The topics we deal with in this work belong to a relatively young research branch involving machine learning and source code. The field of source code analysis has embraced deep learning techniques, and we want to present a historical and rapid review of research works in this field with, firstly, the aim of answering the RQ1: “How, historically, have learning techniques been applied to source code?”. Furthermore, we want to give the reader an overview and historical perception of the improvements made in this research area to better understand the aspects presented in the next section.
2.1. Selection Criteria
In this research timeline, we only considered articles published after the work of Hindle et al. “On the naturalness of software” [
11] which we consider to be the seminal work for the whole research field. The main source from which we selected the articles of interest is a corpus of about 390 papers called ml4code [
12] collected and selected by the community for the initiative of Allamanis M. [
6] and a corpus of 180 other papers obtained using a direct keywords search on Scopus, we will refer to this corpus by the name Corpus 0.
The first phase of the selection process was the following: we defined a set of keywords belonging to machine learning and deep learning techniques. The keywords are listed in the third column of
Table 1, and the complete list is reported in
Figure 1. For each keyword, we selected only the papers that use it in their title or abstract. In this first phase, we reduced the corpus to 94 documents. We will refer to this corpus by the name of Corpus 1.
Then, we identified pioneering articles as those proposing a new machine-learning technique or tackling a new problem. To achieve this, we selected papers from Corpus 1 using qualitative and quantitative metrics. Regarding the qualitative metrics, the selection criteria was the relevance of techniques used and the problems addressed. After this review, among the resulting papers, we selected the ones referred to as seminal works by more recent papers on the same subject (in our case, the source code analysis using deep learning). These are valid candidates to be labelled as pioneering works as they introduced the application of a new approach or solved a problem for the first time.
We also cross-checked the selection results using quantitative metrics. These quantitative metrics are publication year and citation count. Seminal papers should be earlier in terms of publication year and must be consistently cited by the following papers. It must be noted that the selection procedure makes use of our prior knowledge in this area of research, and it is not a mere application of thresholds on selected metrics. The selected papers, that compose the Corpus 2, will be discussed in
Section 2.3. The papers are listed in
Table 1 and 3.
This research timeline is divided into two parts: Relevant related surveys and historical overview of ML and DL techniques for source code.
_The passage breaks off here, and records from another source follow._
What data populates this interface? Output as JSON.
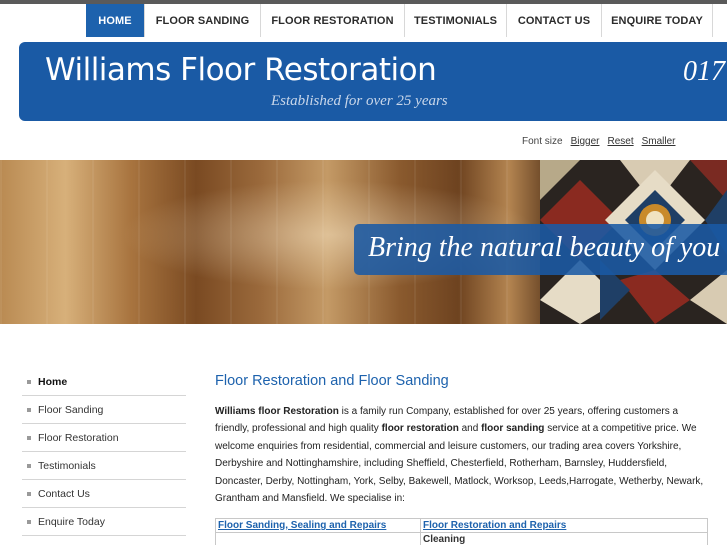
{
  "nav": {
    "items": [
      {
        "label": "HOME",
        "active": true
      },
      {
        "label": "FLOOR SANDING",
        "active": false
      },
      {
        "label": "FLOOR RESTORATION",
        "active": false
      },
      {
        "label": "TESTIMONIALS",
        "active": false
      },
      {
        "label": "CONTACT US",
        "active": false
      },
      {
        "label": "ENQUIRE TODAY",
        "active": false
      }
    ]
  },
  "header": {
    "brand": "Williams Floor Restoration",
    "tagline": "Established for over 25 years",
    "phone": "017"
  },
  "font_controls": {
    "label": "Font size",
    "bigger": "Bigger",
    "reset": "Reset",
    "smaller": "Smaller"
  },
  "hero": {
    "caption": "Bring the natural beauty of you"
  },
  "sidebar": {
    "items": [
      {
        "label": "Home",
        "active": true
      },
      {
        "label": "Floor Sanding",
        "active": false
      },
      {
        "label": "Floor Restoration",
        "active": false
      },
      {
        "label": "Testimonials",
        "active": false
      },
      {
        "label": "Contact Us",
        "active": false
      },
      {
        "label": "Enquire Today",
        "active": false
      }
    ]
  },
  "main": {
    "heading": "Floor Restoration and Floor Sanding",
    "intro": {
      "company": "Williams floor Restoration",
      "part1": " is a family run Company, established for over 25 years, offering customers a friendly, professional and high quality ",
      "b1": "floor restoration",
      "and": " and ",
      "b2": "floor sanding",
      "part2": " service at a competitive price. We welcome enquiries from residential, commercial and leisure customers, our trading area covers Yorkshire, Derbyshire and Nottinghamshire, including Sheffield, Chesterfield, Rotherham, Barnsley, Huddersfield, Doncaster, Derby, Nottingham, York, Selby, Bakewell, Matlock, Worksop, Leeds,Harrogate, Wetherby, Newark, Grantham and Mansfield. We specialise in:"
    },
    "services": [
      {
        "left": "Floor Sanding, Sealing and Repairs",
        "right": "Floor Restoration and Repairs"
      },
      {
        "left": "",
        "right": "Cleaning"
      }
    ]
  },
  "colors": {
    "brand_blue": "#1d62ad",
    "banner_blue": "#1a5aa5"
  }
}
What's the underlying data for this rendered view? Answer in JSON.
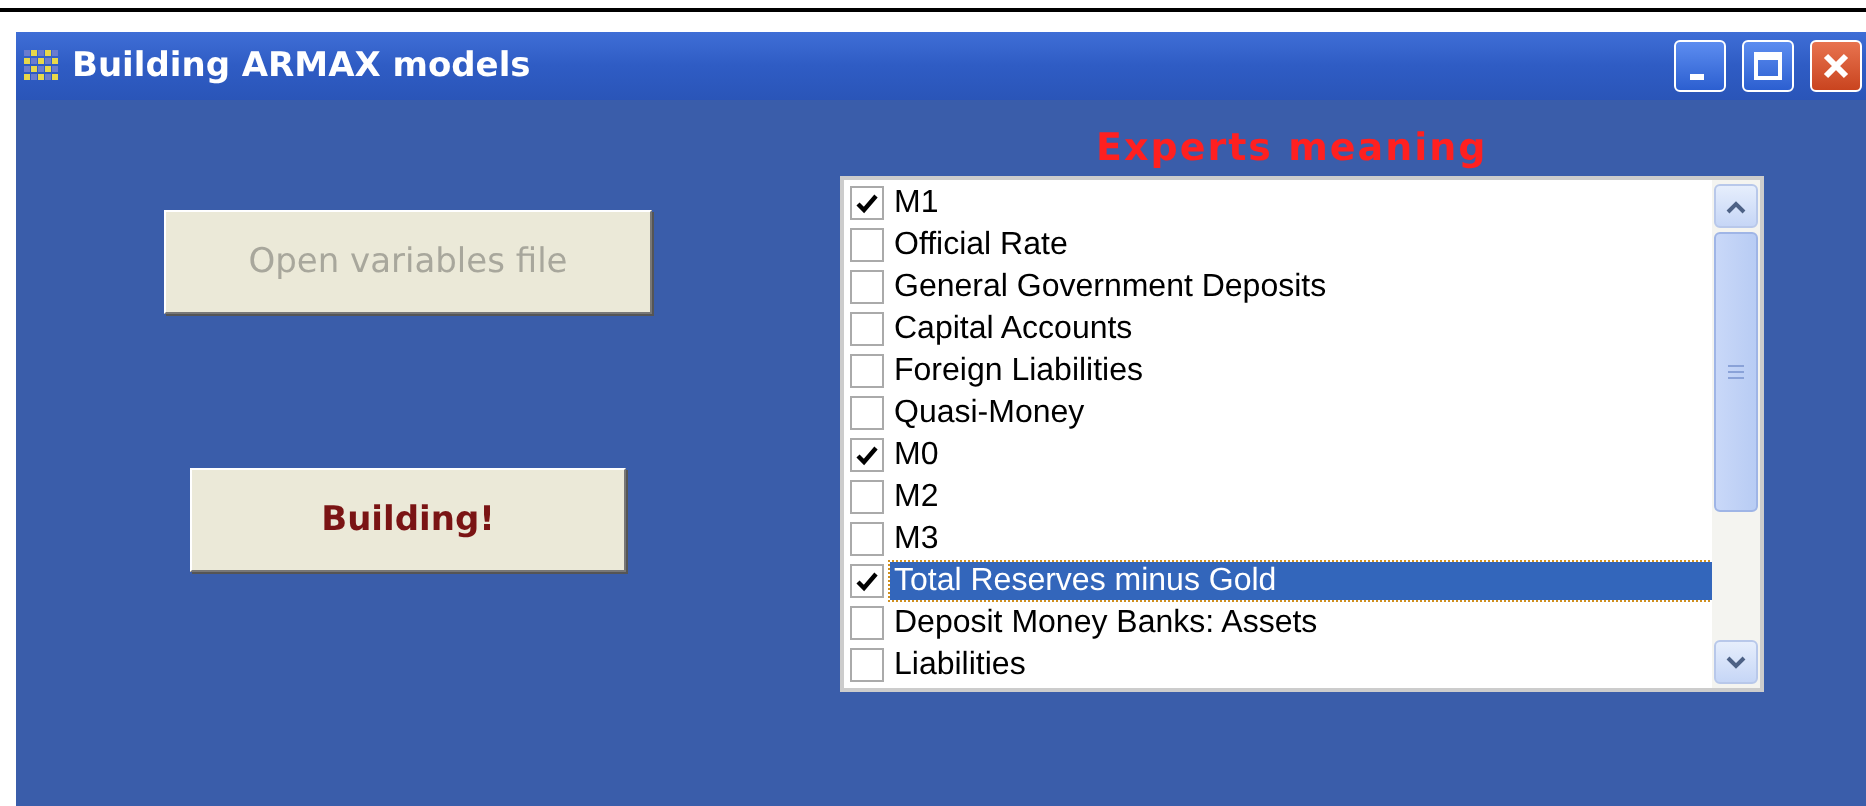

In the first part,
Section 2.2, we present an article that we consider the seminal work for the whole research field on source code analysis [
11] and three most cited surveys on the subject [
6,
7,
8]. We will therefore use this first part to outline the contours of the topic and summarise the fundamental concepts proposed by the authors in their works.
In the second part,
Section 2.3, we describe in detail the most important techniques and intuitions behind models mentioned by previous surveys. We chose to follow a historical timeline useful to emphasise the research improvements over the years and highlight the insights behind the enhanced performance of recent code analysis methods. We describe the selected works and their categorisation alongside topic keywords. The description is a summary of the work with the aim to highlight three research aspects: (i) The abstraction level for source code analysis (e.g., high-level source code, intermediate representation, assembly); (ii) The code representation technique (e.g., token-based stream, abstract syntax tree, control flow graph); (iii) The problem against which the proposed method has been tested.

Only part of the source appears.